In January, world food prices rose to levels not seen since 2011, according to a 3 February report by the United Nations Food and Agriculture Organization (FAO).
Food prices shot up 6.85 percent in December, year over year, the International Monetary Fund said, the highest since the agency began tracking the rate in 2014.
From April 2020 through last December, corn and wheat prices leaped up 80 percent, soybean prices zoomed 52 percent, and frost and droughts in Brazil sent coffee prices up 70 percent.
Prices climbed across the range of staples, including cereals, coffee, dairy, grains, meats, and pasta.

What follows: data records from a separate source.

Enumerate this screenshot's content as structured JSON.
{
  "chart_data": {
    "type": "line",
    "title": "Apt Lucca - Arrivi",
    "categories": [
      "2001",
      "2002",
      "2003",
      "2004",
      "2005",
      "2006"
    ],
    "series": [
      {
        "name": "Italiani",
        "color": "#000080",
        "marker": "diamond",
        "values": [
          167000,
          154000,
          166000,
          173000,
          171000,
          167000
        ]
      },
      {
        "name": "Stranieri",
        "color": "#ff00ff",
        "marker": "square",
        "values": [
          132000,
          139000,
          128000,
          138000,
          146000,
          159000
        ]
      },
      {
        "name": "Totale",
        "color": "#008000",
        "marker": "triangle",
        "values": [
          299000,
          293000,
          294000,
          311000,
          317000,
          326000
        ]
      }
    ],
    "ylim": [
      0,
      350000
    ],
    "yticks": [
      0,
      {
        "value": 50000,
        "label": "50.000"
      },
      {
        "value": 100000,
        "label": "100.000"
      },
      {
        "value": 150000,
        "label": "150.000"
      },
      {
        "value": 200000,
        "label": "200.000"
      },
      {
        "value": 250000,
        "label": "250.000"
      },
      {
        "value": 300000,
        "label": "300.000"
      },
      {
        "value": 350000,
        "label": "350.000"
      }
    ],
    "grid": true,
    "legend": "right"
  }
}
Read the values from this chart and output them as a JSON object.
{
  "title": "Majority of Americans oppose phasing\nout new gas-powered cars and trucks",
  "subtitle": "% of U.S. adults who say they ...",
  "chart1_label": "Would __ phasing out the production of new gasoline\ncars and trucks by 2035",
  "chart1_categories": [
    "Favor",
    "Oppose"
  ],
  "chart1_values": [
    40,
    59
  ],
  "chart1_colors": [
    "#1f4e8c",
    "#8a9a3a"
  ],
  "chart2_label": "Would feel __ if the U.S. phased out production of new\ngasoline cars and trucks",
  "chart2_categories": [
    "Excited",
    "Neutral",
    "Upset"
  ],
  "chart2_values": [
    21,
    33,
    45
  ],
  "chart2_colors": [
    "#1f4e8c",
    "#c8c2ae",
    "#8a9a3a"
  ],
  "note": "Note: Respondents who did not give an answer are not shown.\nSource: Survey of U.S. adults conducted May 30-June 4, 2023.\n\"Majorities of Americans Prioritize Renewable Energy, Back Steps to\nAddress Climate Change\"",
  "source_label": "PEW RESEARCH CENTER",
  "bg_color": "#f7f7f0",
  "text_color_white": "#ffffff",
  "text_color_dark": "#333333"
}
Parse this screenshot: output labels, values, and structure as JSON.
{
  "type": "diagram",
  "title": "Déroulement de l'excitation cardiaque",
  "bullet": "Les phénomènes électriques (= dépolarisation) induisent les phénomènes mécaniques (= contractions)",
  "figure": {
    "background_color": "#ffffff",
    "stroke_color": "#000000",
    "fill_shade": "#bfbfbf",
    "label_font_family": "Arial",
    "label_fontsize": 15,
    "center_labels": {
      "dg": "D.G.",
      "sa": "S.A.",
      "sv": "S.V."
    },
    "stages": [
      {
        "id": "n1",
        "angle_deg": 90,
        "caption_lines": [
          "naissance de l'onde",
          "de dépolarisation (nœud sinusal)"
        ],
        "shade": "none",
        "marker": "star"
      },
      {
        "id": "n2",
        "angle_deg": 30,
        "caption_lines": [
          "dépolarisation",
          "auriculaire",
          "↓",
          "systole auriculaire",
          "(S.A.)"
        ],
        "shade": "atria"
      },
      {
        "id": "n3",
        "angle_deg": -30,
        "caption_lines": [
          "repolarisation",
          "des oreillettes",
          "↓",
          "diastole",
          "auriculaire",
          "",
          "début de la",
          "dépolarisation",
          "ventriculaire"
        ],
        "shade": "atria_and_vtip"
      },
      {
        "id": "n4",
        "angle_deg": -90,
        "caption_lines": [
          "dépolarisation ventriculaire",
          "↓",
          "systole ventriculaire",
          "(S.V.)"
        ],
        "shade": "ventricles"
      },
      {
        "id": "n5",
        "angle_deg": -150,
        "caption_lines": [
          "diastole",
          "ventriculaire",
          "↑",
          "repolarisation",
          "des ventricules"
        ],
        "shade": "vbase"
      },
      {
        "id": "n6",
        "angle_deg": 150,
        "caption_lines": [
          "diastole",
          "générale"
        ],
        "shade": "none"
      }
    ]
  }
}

Prices of food-related oils touched heights not seen since the FAO began recording them in 1990.
Prices have been pushed up by labor and fertilizer shortages, severe weather that has damaged crops, and supply-line disruptions that have complicated sending products to market, The New York Times reported.

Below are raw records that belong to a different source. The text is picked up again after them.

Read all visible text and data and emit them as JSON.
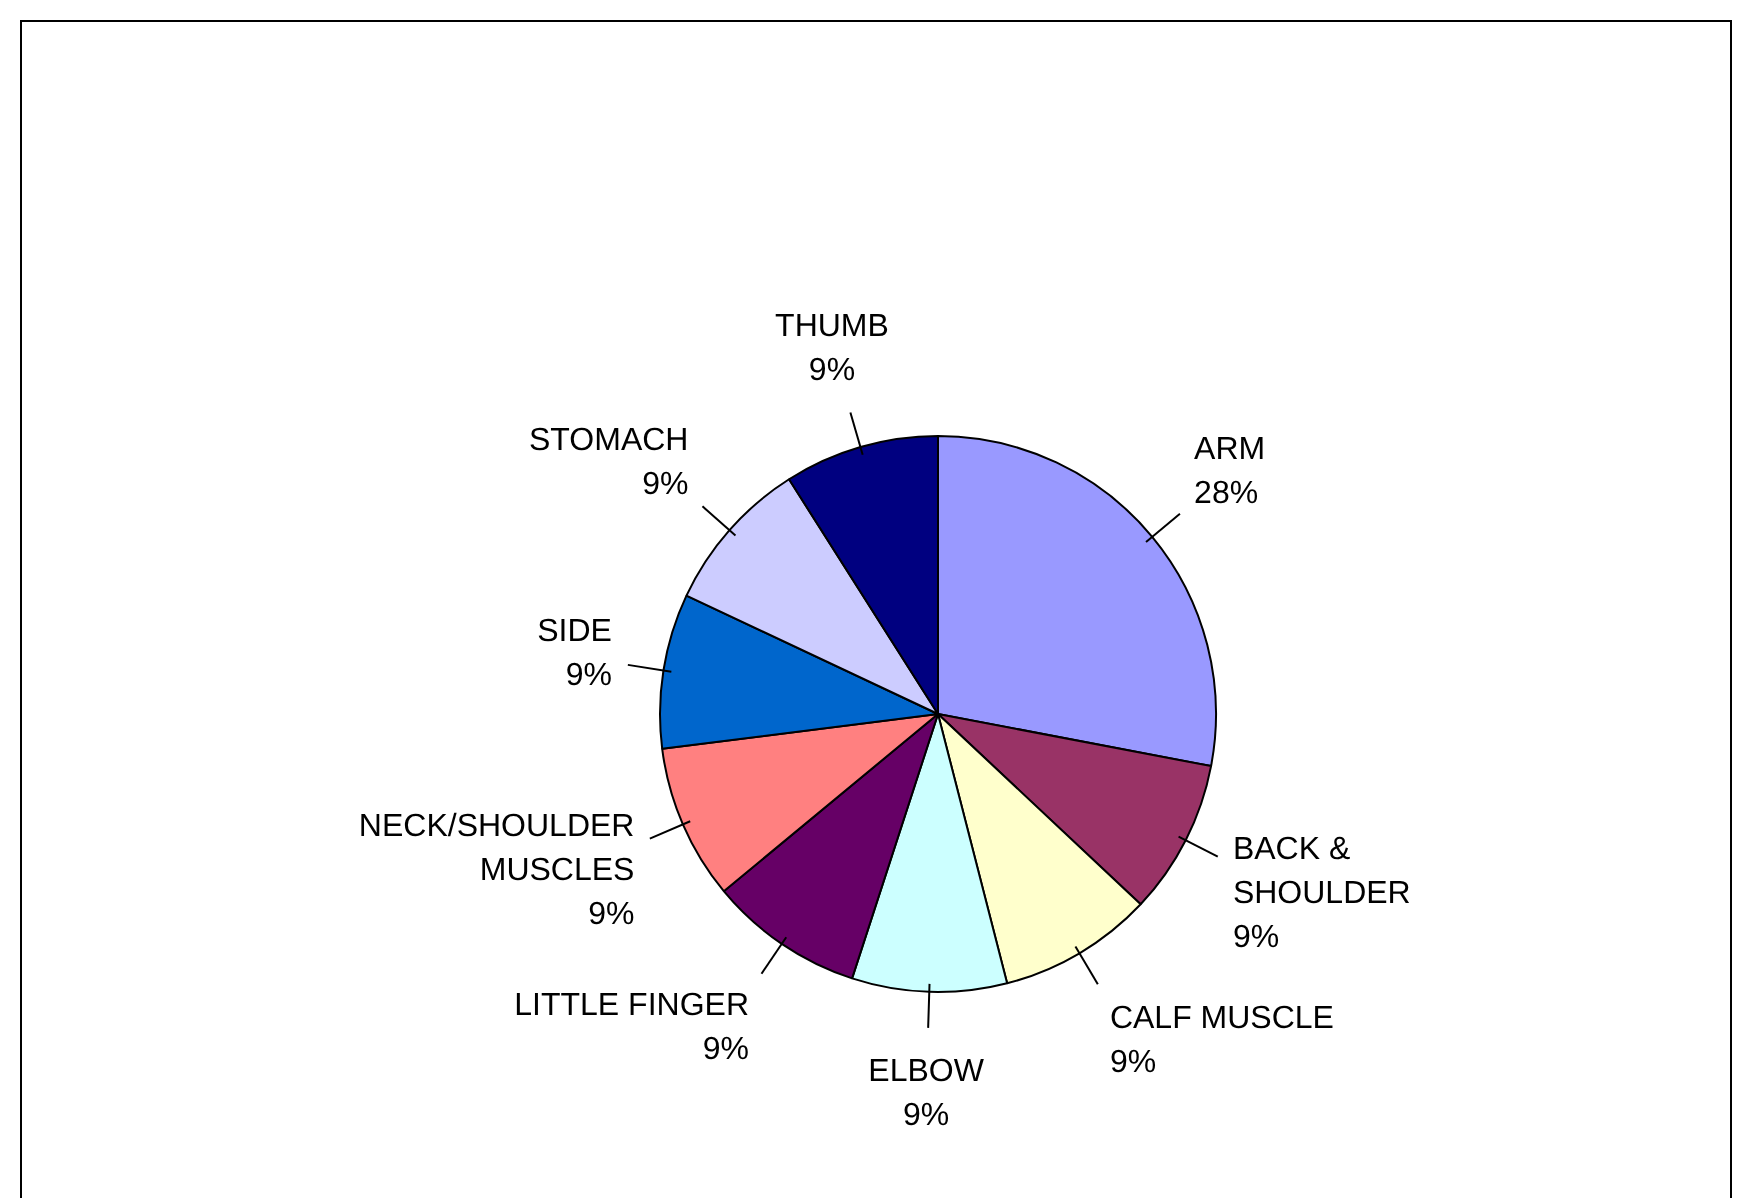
{
  "chart_data": {
    "type": "pie",
    "categories": [
      "ARM",
      "BACK & SHOULDER",
      "CALF MUSCLE",
      "ELBOW",
      "LITTLE FINGER",
      "NECK/SHOULDER MUSCLES",
      "SIDE",
      "STOMACH",
      "THUMB"
    ],
    "values": [
      28,
      9,
      9,
      9,
      9,
      9,
      9,
      9,
      9
    ],
    "value_labels": [
      "28%",
      "9%",
      "9%",
      "9%",
      "9%",
      "9%",
      "9%",
      "9%",
      "9%"
    ],
    "colors": [
      "#9999ff",
      "#993366",
      "#ffffcc",
      "#ccffff",
      "#660066",
      "#ff8080",
      "#0066cc",
      "#ccccff",
      "#000080"
    ],
    "legend": false
  }
}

In parts of Africa and Latin America, households may be spending half or more of their incomes on food, Maurice Obstfeld, a senior fellow at the Peterson Institute for International Economics, noted.
Asia has largely been spared because of a bountiful rice crop, while areas of the world more dependent on food imports are in danger, the FAO said.

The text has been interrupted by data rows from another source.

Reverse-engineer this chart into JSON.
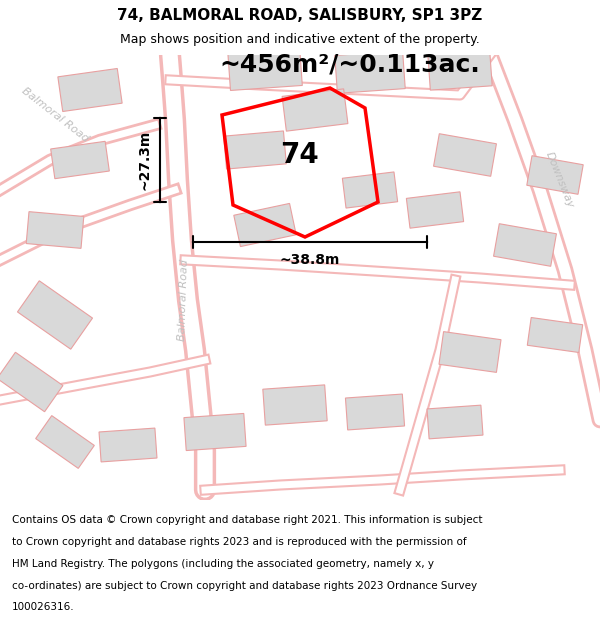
{
  "title": "74, BALMORAL ROAD, SALISBURY, SP1 3PZ",
  "subtitle": "Map shows position and indicative extent of the property.",
  "area_text": "~456m²/~0.113ac.",
  "dimension_h": "~27.3m",
  "dimension_w": "~38.8m",
  "label": "74",
  "map_bg": "#ffffff",
  "road_color": "#f4b8b8",
  "building_color": "#d9d9d9",
  "building_edge": "#e8a0a0",
  "property_color": "#ff0000",
  "title_color": "#000000",
  "footer_color": "#000000",
  "title_fontsize": 11,
  "subtitle_fontsize": 9,
  "area_fontsize": 18,
  "label_fontsize": 20,
  "dim_fontsize": 10,
  "footer_fontsize": 7.5,
  "footer_lines": [
    "Contains OS data © Crown copyright and database right 2021. This information is subject",
    "to Crown copyright and database rights 2023 and is reproduced with the permission of",
    "HM Land Registry. The polygons (including the associated geometry, namely x, y",
    "co-ordinates) are subject to Crown copyright and database rights 2023 Ordnance Survey",
    "100026316."
  ]
}
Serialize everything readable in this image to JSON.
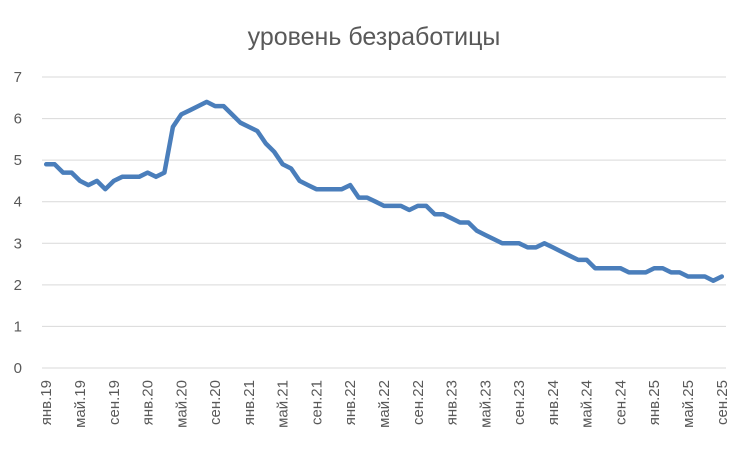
{
  "chart_data": {
    "type": "line",
    "title": "уровень безработицы",
    "xlabel": "",
    "ylabel": "",
    "ylim": [
      0,
      7
    ],
    "yticks": [
      0,
      1,
      2,
      3,
      4,
      5,
      6,
      7
    ],
    "grid": true,
    "legend": "none",
    "x_tick_labels": [
      "янв.19",
      "май.19",
      "сен.19",
      "янв.20",
      "май.20",
      "сен.20",
      "янв.21",
      "май.21",
      "сен.21",
      "янв.22",
      "май.22",
      "сен.22",
      "янв.23",
      "май.23",
      "сен.23",
      "янв.24",
      "май.24",
      "сен.24",
      "янв.25",
      "май.25",
      "сен.25"
    ],
    "x_start": "2019-01",
    "x_end": "2025-09",
    "series": [
      {
        "color": "#4a7ebb",
        "values": [
          4.9,
          4.9,
          4.7,
          4.7,
          4.5,
          4.4,
          4.5,
          4.3,
          4.5,
          4.6,
          4.6,
          4.6,
          4.7,
          4.6,
          4.7,
          5.8,
          6.1,
          6.2,
          6.3,
          6.4,
          6.3,
          6.3,
          6.1,
          5.9,
          5.8,
          5.7,
          5.4,
          5.2,
          4.9,
          4.8,
          4.5,
          4.4,
          4.3,
          4.3,
          4.3,
          4.3,
          4.4,
          4.1,
          4.1,
          4.0,
          3.9,
          3.9,
          3.9,
          3.8,
          3.9,
          3.9,
          3.7,
          3.7,
          3.6,
          3.5,
          3.5,
          3.3,
          3.2,
          3.1,
          3.0,
          3.0,
          3.0,
          2.9,
          2.9,
          3.0,
          2.9,
          2.8,
          2.7,
          2.6,
          2.6,
          2.4,
          2.4,
          2.4,
          2.4,
          2.3,
          2.3,
          2.3,
          2.4,
          2.4,
          2.3,
          2.3,
          2.2,
          2.2,
          2.2,
          2.1,
          2.2
        ]
      }
    ]
  }
}
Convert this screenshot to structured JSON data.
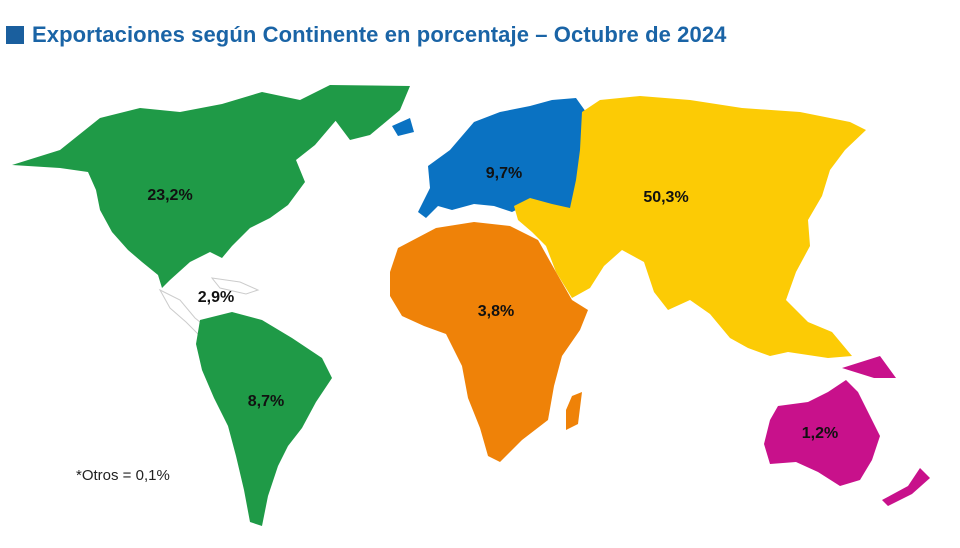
{
  "title": "Exportaciones según Continente en porcentaje – Octubre de 2024",
  "colors": {
    "title": "#1a64a6",
    "north_america": "#1f9a47",
    "central_america": "#ffffff",
    "south_america": "#1f9a47",
    "europe": "#0a72c2",
    "africa": "#ef8208",
    "asia": "#fccb05",
    "oceania": "#c8118b"
  },
  "regions": {
    "north_america": {
      "name": "América del Norte",
      "value": "23,2%"
    },
    "central_america": {
      "name": "América Central y Caribe",
      "value": "2,9%"
    },
    "south_america": {
      "name": "América del Sur",
      "value": "8,7%"
    },
    "europe": {
      "name": "Europa",
      "value": "9,7%"
    },
    "africa": {
      "name": "África",
      "value": "3,8%"
    },
    "asia": {
      "name": "Asia",
      "value": "50,3%"
    },
    "oceania": {
      "name": "Oceanía",
      "value": "1,2%"
    }
  },
  "note": "*Otros = 0,1%"
}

As many as 106 million Africans now face food insecurity, an estimate by the National Defense University found, twice as many as in 2018.
Argentina, Brazil, Russia, and Turkey are paying more for food because the dollar, which is used as the trading currency for food, has risen in value against those currencies.
In the U.S., families spend only about one-seventh of their incomes on food, so much of the population is not facing hunger.
However, even there, food prices gained 6.3 percent in the 12 months ending last December, with the cost of eggs, dairy, fish, and meat jumping 12.5 percent, the U.S. Bureau of Labor Statistics reported.
It is not “much of an exaggeration” to say that the world is approaching a dramatic food crisis, with governments’ overstretched budgets, high unemployment in some nations, and slow economic growth creating “a perfect storm of adverse circumstances,” he said.
“There’s a lot of cause for worry about social unrest on a widespread scale,” he warned.
Food prices were trending upward even before the COVID War: disease wiped out much of China’s pig herd and China cast tariffs over U.S. farm goods during the two countries’ trade war.
Harsh weather in Argentina, Brazil, Russia, Ukraine, and the U.S. also has taken greater tolls on production.
TREND FORECAST: As we noted in “LATIN AMERICA MIGRANT WAVE COMING” in this issue, food shortages are often the match that ignites social and political revolts.
As hunger increases in poor countries, so will public anger, street protests, and governments’ instability. Exploiting public anger, power hungry politicians will attempt to seize power and pick at the resentments that divide class from class and group from group.